Stagnation In Technology and The Verge (not) Addressing This

Recently, I've been increasingly feeling that innovation in mobile OS's and applications, desktop os's and their applications as well as web development has stagnated.

There was a recent Atlantic article which put into words how we were still living in the Facebook world, where nearly every single start-up is trying to do 'social' and fill a niche that another site is not. There are no websites I run into that make me go WOW! I remember the around 2006 where some of the websites that were launching were downright wacky. They were wacky then and they'd be wacky now.

The same story occurs with desktops and mobile os's. There is something archaic about using Windows (never used OS X), I'm not sure what it is but the notion of manipulating multiple windows and things basically the same things I was doing with Windows 95 is archaic. I'm sure there is something ground breaking that can be done here, on the same scale as the jump from pre-iphone smartphones to the first iphone. But I feel this is something The Verge should be exploring. I do not read The Verge just for the news, I visit the website in the hope that some exploratory issues within tech are researched or philosophized upon. I want The Verge to dream much more than they do.

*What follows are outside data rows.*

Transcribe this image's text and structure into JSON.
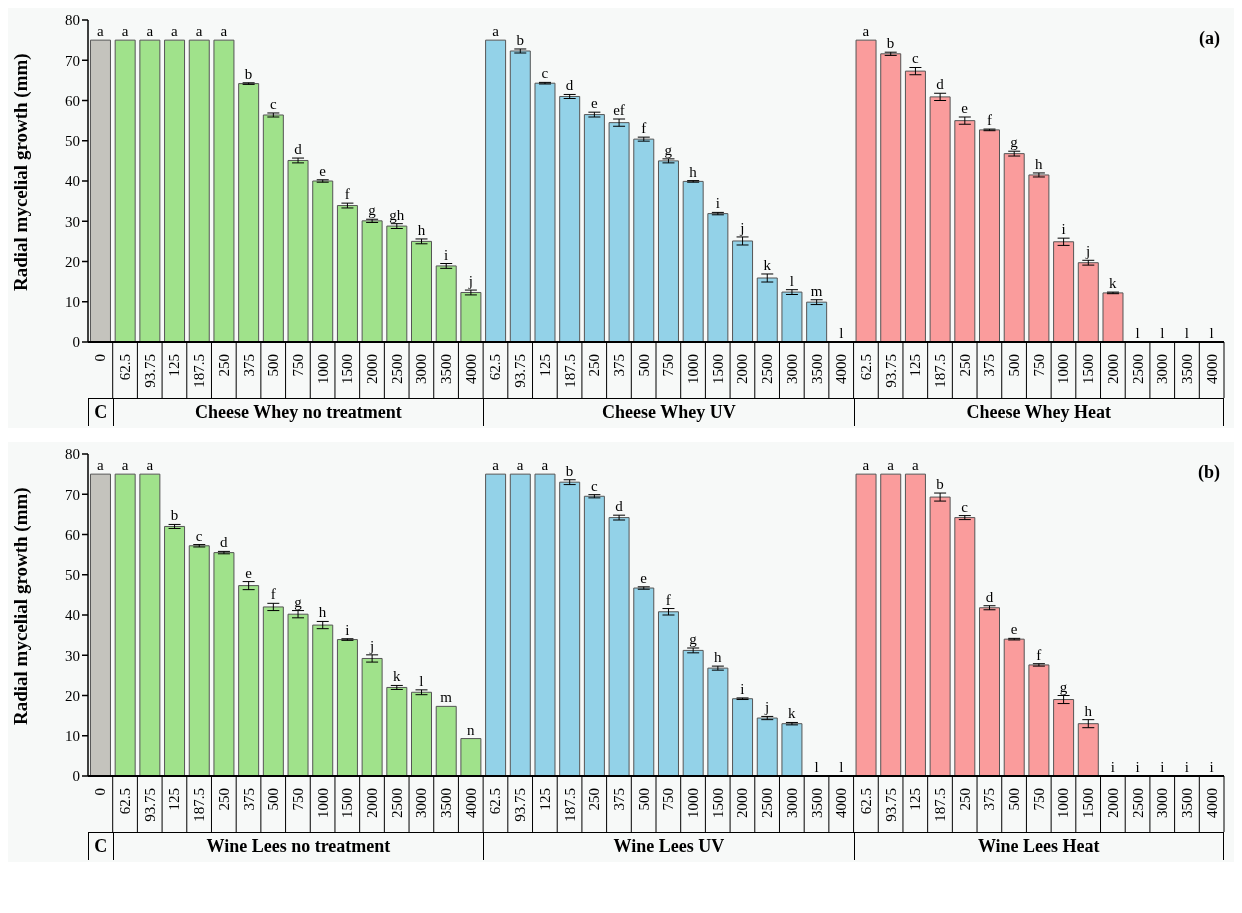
{
  "chart_data": [
    {
      "type": "bar",
      "ylabel": "Radial mycelial growth (mm)",
      "categories": [
        "0",
        "62.5",
        "93.75",
        "125",
        "187.5",
        "250",
        "375",
        "500",
        "750",
        "1000",
        "1500",
        "2000",
        "2500",
        "3000",
        "3500",
        "4000",
        "62.5",
        "93.75",
        "125",
        "187.5",
        "250",
        "375",
        "500",
        "750",
        "1000",
        "1500",
        "2000",
        "2500",
        "3000",
        "3500",
        "4000",
        "62.5",
        "93.75",
        "125",
        "187.5",
        "250",
        "375",
        "500",
        "750",
        "1000",
        "1500",
        "2000",
        "2500",
        "3000",
        "3500",
        "4000"
      ],
      "values": [
        75,
        75,
        75,
        75,
        75,
        75,
        64.2,
        56.4,
        45.1,
        40,
        33.9,
        30.1,
        28.8,
        25,
        18.9,
        12.3,
        75,
        72.3,
        64.3,
        61,
        56.5,
        54.5,
        50.4,
        45,
        39.9,
        31.9,
        25.1,
        15.9,
        12.4,
        9.9,
        0,
        75,
        71.6,
        67.3,
        60.9,
        55,
        52.7,
        46.8,
        41.5,
        24.9,
        19.7,
        12.2,
        0,
        0,
        0,
        0
      ],
      "errors": [
        null,
        null,
        null,
        null,
        null,
        null,
        0.2,
        0.5,
        0.6,
        0.3,
        0.6,
        0.4,
        0.6,
        0.6,
        0.6,
        0.6,
        null,
        0.5,
        0.2,
        0.5,
        0.6,
        0.9,
        0.5,
        0.5,
        0.2,
        0.3,
        1,
        1,
        0.6,
        0.6,
        null,
        null,
        0.4,
        0.9,
        0.9,
        0.9,
        0.2,
        0.6,
        0.5,
        0.9,
        0.6,
        0.2,
        null,
        null,
        null,
        null
      ],
      "value_labels": [
        "a",
        "a",
        "a",
        "a",
        "a",
        "a",
        "b",
        "c",
        "d",
        "e",
        "f",
        "g",
        "gh",
        "h",
        "i",
        "j",
        "a",
        "b",
        "c",
        "d",
        "e",
        "ef",
        "f",
        "g",
        "h",
        "i",
        "j",
        "k",
        "l",
        "m",
        "l",
        "a",
        "b",
        "c",
        "d",
        "e",
        "f",
        "g",
        "h",
        "i",
        "j",
        "k",
        "l",
        "l",
        "l",
        "l"
      ],
      "colors": [
        "#c4c3bd",
        "#a0e28b",
        "#a0e28b",
        "#a0e28b",
        "#a0e28b",
        "#a0e28b",
        "#a0e28b",
        "#a0e28b",
        "#a0e28b",
        "#a0e28b",
        "#a0e28b",
        "#a0e28b",
        "#a0e28b",
        "#a0e28b",
        "#a0e28b",
        "#a0e28b",
        "#93d2e8",
        "#93d2e8",
        "#93d2e8",
        "#93d2e8",
        "#93d2e8",
        "#93d2e8",
        "#93d2e8",
        "#93d2e8",
        "#93d2e8",
        "#93d2e8",
        "#93d2e8",
        "#93d2e8",
        "#93d2e8",
        "#93d2e8",
        "#93d2e8",
        "#fa9c9c",
        "#fa9c9c",
        "#fa9c9c",
        "#fa9c9c",
        "#fa9c9c",
        "#fa9c9c",
        "#fa9c9c",
        "#fa9c9c",
        "#fa9c9c",
        "#fa9c9c",
        "#fa9c9c",
        "#fa9c9c",
        "#fa9c9c",
        "#fa9c9c",
        "#fa9c9c"
      ],
      "ylim": [
        0,
        80
      ],
      "yticks": [
        0,
        10,
        20,
        30,
        40,
        50,
        60,
        70,
        80
      ],
      "grid": false,
      "legend": false,
      "annotations": [
        "(a)",
        "C",
        "Cheese Whey no treatment",
        "Cheese Whey UV",
        "Cheese Whey Heat"
      ]
    },
    {
      "type": "bar",
      "ylabel": "Radial mycelial growth (mm)",
      "categories": [
        "0",
        "62.5",
        "93.75",
        "125",
        "187.5",
        "250",
        "375",
        "500",
        "750",
        "1000",
        "1500",
        "2000",
        "2500",
        "3000",
        "3500",
        "4000",
        "62.5",
        "93.75",
        "125",
        "187.5",
        "250",
        "375",
        "500",
        "750",
        "1000",
        "1500",
        "2000",
        "2500",
        "3000",
        "3500",
        "4000",
        "62.5",
        "93.75",
        "125",
        "187.5",
        "250",
        "375",
        "500",
        "750",
        "1000",
        "1500",
        "2000",
        "2500",
        "3000",
        "3500",
        "4000"
      ],
      "values": [
        75,
        75,
        75,
        62,
        57.2,
        55.5,
        47.3,
        42,
        40.2,
        37.5,
        33.9,
        29.2,
        22,
        20.8,
        17.3,
        9.3,
        75,
        75,
        75,
        73,
        69.5,
        64.2,
        46.7,
        40.8,
        31.2,
        26.8,
        19.2,
        14.4,
        13,
        0,
        0,
        75,
        75,
        75,
        69.3,
        64.2,
        41.8,
        34,
        27.6,
        19,
        13,
        0,
        0,
        0,
        0,
        0
      ],
      "errors": [
        null,
        null,
        null,
        0.5,
        0.3,
        0.3,
        1,
        0.9,
        0.9,
        0.9,
        0.2,
        0.9,
        0.5,
        0.6,
        null,
        null,
        null,
        null,
        null,
        0.6,
        0.4,
        0.6,
        0.3,
        0.8,
        0.6,
        0.5,
        0.2,
        0.4,
        0.3,
        null,
        null,
        null,
        null,
        null,
        1,
        0.5,
        0.5,
        0.2,
        0.3,
        1,
        1,
        null,
        null,
        null,
        null,
        null
      ],
      "value_labels": [
        "a",
        "a",
        "a",
        "b",
        "c",
        "d",
        "e",
        "f",
        "g",
        "h",
        "i",
        "j",
        "k",
        "l",
        "m",
        "n",
        "a",
        "a",
        "a",
        "b",
        "c",
        "d",
        "e",
        "f",
        "g",
        "h",
        "i",
        "j",
        "k",
        "l",
        "l",
        "a",
        "a",
        "a",
        "b",
        "c",
        "d",
        "e",
        "f",
        "g",
        "h",
        "i",
        "i",
        "i",
        "i",
        "i"
      ],
      "colors": [
        "#c4c3bd",
        "#a0e28b",
        "#a0e28b",
        "#a0e28b",
        "#a0e28b",
        "#a0e28b",
        "#a0e28b",
        "#a0e28b",
        "#a0e28b",
        "#a0e28b",
        "#a0e28b",
        "#a0e28b",
        "#a0e28b",
        "#a0e28b",
        "#a0e28b",
        "#a0e28b",
        "#93d2e8",
        "#93d2e8",
        "#93d2e8",
        "#93d2e8",
        "#93d2e8",
        "#93d2e8",
        "#93d2e8",
        "#93d2e8",
        "#93d2e8",
        "#93d2e8",
        "#93d2e8",
        "#93d2e8",
        "#93d2e8",
        "#93d2e8",
        "#93d2e8",
        "#fa9c9c",
        "#fa9c9c",
        "#fa9c9c",
        "#fa9c9c",
        "#fa9c9c",
        "#fa9c9c",
        "#fa9c9c",
        "#fa9c9c",
        "#fa9c9c",
        "#fa9c9c",
        "#fa9c9c",
        "#fa9c9c",
        "#fa9c9c",
        "#fa9c9c",
        "#fa9c9c"
      ],
      "ylim": [
        0,
        80
      ],
      "yticks": [
        0,
        10,
        20,
        30,
        40,
        50,
        60,
        70,
        80
      ],
      "grid": false,
      "legend": false,
      "annotations": [
        "(b)",
        "C",
        "Wine Lees no treatment",
        "Wine Lees UV",
        "Wine Lees Heat"
      ]
    }
  ]
}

With smartphones, my concern is similar to desktop os's in that everything seems to be about going in and out of applications and the fact that we think about 'multi-tasking' as a thing in itself makes me feel that smartphone innovation needs some kind of a surge. I'm not sure what. BUT again, this is something The Verge should be asking itself rather than accepting and reporting on run of the mill phones. As a last note, Blackberry 10 looked good today, from the little information we were given, they're optimizing the OS so jumping from an app to your messages and email is intuitive rather than tackling the 'problem' of multitasking from a completely wrong angle.

The Verge should write speculative philosophizing articles in the direction of technology much more and in my opinion, this is how it should differentiate it self. Stop asking whether the latest phone is 'good' and start asking, what new thing does it bring to the table and why should I care about this phone as opposed to a phone released last month.